3.8 [ Appellanten ]. hebben hun stellingen voldoende toegelicht en ter zake ook bewijs aangeboden, onder meer door middel van een aantal (door hen met name genoemde) getuigen. [ Geïntimeerden ]. worden niet gevolgd in hun betoog dat het bewijsaanbod tardief en onvoldoende gespecificeerd is, nu [ Appellanten ]., nadat zij kennis konden nemen van de getuigenverklaringen die [ Geïntimeerden ]. bij hun memorie van antwoord in het geding hebben gebracht, hun bij memorie van grieven in algemene bewoordingen geformuleerde bewijsaanbod bij akte nader hebben geconcretiseerd en gespecificeerd.

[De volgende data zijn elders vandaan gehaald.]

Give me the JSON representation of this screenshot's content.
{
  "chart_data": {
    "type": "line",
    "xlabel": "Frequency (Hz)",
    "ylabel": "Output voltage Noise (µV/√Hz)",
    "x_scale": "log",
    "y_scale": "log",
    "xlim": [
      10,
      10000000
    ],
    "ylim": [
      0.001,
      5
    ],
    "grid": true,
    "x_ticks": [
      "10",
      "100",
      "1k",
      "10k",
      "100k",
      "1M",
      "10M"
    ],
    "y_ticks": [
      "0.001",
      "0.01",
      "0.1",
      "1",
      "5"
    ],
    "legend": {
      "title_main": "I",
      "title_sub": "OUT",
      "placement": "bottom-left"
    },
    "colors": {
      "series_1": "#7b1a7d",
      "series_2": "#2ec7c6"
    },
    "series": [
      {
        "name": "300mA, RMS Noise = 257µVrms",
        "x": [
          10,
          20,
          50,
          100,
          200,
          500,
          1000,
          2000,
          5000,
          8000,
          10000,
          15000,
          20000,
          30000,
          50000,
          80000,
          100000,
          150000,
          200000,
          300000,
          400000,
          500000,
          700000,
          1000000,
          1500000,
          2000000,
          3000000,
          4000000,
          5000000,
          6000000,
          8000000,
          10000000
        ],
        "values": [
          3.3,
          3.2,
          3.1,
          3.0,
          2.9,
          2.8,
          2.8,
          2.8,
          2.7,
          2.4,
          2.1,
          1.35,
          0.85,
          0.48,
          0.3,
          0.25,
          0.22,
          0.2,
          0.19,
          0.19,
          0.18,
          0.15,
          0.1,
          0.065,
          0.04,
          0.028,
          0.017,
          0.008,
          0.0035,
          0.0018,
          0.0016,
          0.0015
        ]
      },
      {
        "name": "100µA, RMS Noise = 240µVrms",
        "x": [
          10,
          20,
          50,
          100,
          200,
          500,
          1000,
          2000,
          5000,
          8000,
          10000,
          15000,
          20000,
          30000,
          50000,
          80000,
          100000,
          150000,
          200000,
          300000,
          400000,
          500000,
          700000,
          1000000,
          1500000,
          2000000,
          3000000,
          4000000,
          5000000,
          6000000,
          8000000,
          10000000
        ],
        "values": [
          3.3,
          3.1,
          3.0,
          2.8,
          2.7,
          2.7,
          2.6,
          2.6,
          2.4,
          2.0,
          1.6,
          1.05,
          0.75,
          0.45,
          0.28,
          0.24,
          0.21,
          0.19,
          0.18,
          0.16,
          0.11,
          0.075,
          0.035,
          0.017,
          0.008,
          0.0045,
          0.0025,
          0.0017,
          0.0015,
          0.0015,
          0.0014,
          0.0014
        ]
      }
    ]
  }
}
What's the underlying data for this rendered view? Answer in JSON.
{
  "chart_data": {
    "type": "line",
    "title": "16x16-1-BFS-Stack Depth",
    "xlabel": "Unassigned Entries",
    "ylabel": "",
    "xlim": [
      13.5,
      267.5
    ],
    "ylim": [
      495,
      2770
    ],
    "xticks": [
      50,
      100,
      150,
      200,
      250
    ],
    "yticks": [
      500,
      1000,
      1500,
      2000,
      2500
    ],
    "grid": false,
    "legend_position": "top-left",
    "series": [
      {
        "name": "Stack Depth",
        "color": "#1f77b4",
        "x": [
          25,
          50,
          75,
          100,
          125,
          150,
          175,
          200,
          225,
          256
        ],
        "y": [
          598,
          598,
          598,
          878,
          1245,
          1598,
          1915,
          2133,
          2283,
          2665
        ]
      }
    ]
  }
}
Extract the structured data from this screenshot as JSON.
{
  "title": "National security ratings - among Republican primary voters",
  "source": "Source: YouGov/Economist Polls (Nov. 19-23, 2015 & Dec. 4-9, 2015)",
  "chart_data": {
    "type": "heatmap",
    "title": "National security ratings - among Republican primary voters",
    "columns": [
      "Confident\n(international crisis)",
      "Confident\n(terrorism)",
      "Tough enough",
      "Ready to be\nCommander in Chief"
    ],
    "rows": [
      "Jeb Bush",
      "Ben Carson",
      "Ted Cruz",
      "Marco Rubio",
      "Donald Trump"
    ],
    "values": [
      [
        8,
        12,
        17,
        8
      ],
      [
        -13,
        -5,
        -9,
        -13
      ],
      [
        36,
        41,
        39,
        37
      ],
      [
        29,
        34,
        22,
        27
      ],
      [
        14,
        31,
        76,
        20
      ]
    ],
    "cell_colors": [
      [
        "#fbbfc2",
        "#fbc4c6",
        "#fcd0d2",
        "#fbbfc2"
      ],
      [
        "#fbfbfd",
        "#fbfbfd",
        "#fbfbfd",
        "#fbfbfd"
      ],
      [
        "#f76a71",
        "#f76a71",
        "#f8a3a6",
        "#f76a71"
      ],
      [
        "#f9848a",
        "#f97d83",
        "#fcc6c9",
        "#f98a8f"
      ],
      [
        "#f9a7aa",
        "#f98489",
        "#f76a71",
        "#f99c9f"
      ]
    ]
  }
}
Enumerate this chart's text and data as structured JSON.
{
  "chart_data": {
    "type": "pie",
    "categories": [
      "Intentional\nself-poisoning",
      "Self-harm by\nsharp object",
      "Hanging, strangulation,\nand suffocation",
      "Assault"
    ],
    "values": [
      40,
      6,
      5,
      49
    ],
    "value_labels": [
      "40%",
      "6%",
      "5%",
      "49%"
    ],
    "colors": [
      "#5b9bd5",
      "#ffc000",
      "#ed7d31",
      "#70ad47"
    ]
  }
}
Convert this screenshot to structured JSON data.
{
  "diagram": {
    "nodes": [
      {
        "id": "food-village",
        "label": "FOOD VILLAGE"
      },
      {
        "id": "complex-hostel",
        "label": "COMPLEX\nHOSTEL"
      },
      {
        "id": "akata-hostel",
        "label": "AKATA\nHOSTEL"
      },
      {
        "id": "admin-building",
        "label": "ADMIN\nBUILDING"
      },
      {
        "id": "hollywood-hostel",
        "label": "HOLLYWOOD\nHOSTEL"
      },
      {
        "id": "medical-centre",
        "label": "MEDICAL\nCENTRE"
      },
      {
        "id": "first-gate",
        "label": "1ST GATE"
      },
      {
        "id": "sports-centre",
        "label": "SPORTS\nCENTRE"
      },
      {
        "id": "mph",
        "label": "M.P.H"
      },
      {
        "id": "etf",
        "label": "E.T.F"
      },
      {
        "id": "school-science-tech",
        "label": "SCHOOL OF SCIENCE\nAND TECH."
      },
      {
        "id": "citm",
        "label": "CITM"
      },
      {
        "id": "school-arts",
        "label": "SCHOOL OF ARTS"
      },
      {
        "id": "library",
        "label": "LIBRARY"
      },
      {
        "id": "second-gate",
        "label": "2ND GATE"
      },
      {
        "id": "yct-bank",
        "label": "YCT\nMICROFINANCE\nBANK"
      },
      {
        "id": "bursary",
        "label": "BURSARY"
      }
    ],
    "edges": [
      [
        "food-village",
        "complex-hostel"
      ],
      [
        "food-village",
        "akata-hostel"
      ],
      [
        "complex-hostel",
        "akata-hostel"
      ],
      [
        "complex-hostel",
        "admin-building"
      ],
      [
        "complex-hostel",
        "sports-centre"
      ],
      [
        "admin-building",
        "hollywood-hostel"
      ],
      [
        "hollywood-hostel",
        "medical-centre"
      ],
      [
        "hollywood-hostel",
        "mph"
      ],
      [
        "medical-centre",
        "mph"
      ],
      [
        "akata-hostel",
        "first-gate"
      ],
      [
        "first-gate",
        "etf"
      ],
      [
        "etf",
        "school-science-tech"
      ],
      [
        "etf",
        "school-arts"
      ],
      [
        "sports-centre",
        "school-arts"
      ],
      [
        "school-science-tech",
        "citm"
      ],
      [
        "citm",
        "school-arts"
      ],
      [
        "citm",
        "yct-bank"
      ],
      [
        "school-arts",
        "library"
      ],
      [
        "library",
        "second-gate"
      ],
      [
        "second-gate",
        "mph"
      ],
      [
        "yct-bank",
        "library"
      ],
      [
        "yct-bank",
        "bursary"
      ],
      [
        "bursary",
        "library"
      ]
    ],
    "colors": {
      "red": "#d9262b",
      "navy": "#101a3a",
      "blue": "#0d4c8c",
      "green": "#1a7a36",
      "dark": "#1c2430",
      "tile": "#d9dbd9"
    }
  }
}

Het hof zal [ Appellanten ]. dan ook tot bewijslevering toelaten als hierna te melden. Indien zij in verband met de bewijslevering nog stukken in het geding willen brengen, dienen zij dat uiterlijk twee weken voorafgaand aan het getuigenverhoor bij akte te doen.
3.9 Iedere verdere beslissing wordt aangehouden.
4. Beslissing
Het hof:
laat [ Appellanten ]. toe te bewijzen feiten of omstandigheden waaruit volgt dat zij of een van hun rechtsvoorgangers zich gedurende een ononderbroken periode van 20 jaar als bezitter van een erfdienstbaarheid van een niet-vaststaand en doorzichtig raam hebben gedragen;
beveelt dat een getuigenverhoor zal plaatsvinden voor mr. C.C. Meijer, daartoe als raadsheer-commissaris benoemd, in het Paleis van Justitie, Prinsengracht 436 te Amsterdam, op een nader te bepalen datum;
bepaalt dat de advocaat van [ Appellanten ]. daartoe uiterlijk op 20 september 2011 schriftelijk aan het enquêtebureau van het hof, onder opgave van de te horen getuige(n), de verhinderdata van alle partijen, raadslieden en getuige(n) opgeeft in de maanden september tot en met december 2011;
houdt iedere verdere beslissing aan.
Dit arrest is gewezen door mrs. J.C. Toorman, W.J. Noordhuizen en C.C. Meijer en in het openbaar uitgesproken op dinsdag 23 augustus 2011 door de rolraadsheer.